Jet pack, of course! The perfect heat souse for making a couple slices of toast.
You keep mentioning the barbecue set but I think most of us would be happy with just a toast rack. No need to go overboard.
On the subject of crank mounted disk brake disks I have been thinking of getting a centerlock adaptor, drilling it out and threading it to thread onto my trial bike cranks that I use for MUni. That would definitely be the easiest way for me to put on a disk without major modifications.
We could adopt threaded cranks like trials bikes… The standard is already out there and we might get more cross-pollination of parts. You would just have to be careful not to apply your brake while riding backwards or they might unscrew!
Excellent that will save some development time. The barbecue set was causing us a few headaches. Toast rack it is then.

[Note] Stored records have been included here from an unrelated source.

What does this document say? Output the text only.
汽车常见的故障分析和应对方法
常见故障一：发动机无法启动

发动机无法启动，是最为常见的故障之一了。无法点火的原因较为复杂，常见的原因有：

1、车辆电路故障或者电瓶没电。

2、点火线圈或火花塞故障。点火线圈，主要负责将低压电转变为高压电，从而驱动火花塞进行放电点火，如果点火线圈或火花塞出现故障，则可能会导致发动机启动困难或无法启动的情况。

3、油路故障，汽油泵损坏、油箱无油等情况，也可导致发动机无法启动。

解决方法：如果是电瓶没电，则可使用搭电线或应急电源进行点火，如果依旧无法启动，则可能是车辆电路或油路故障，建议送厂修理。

regarding ISIS mountain cranks to disk… I’m on it’, like last week. the important part will be what kind of spacer is made between the mount and the caliper. So, there is a market for this, even if you have to find a welder to mount the caliper to your frames?
unless, and even, if frames with disk mounts and disk ready hubs eventually become available… (like disk brakes evolved on everything else) will there still be a market for crank mounted disks to retrofit existing unicycles?
If you had to buy a new wheel and frame to upgrade to disk, would the option of a cheaper “upgrade” still be relevant for some time -especially if you already have cranks and the brakes from an old mountainbike?
I mean, you can’t readily get dual hole square taper cranks, and to get that and disks in one upgrade… smellin what I’m steppin in? Keep ur eyes open, They’re comin! Who wants them?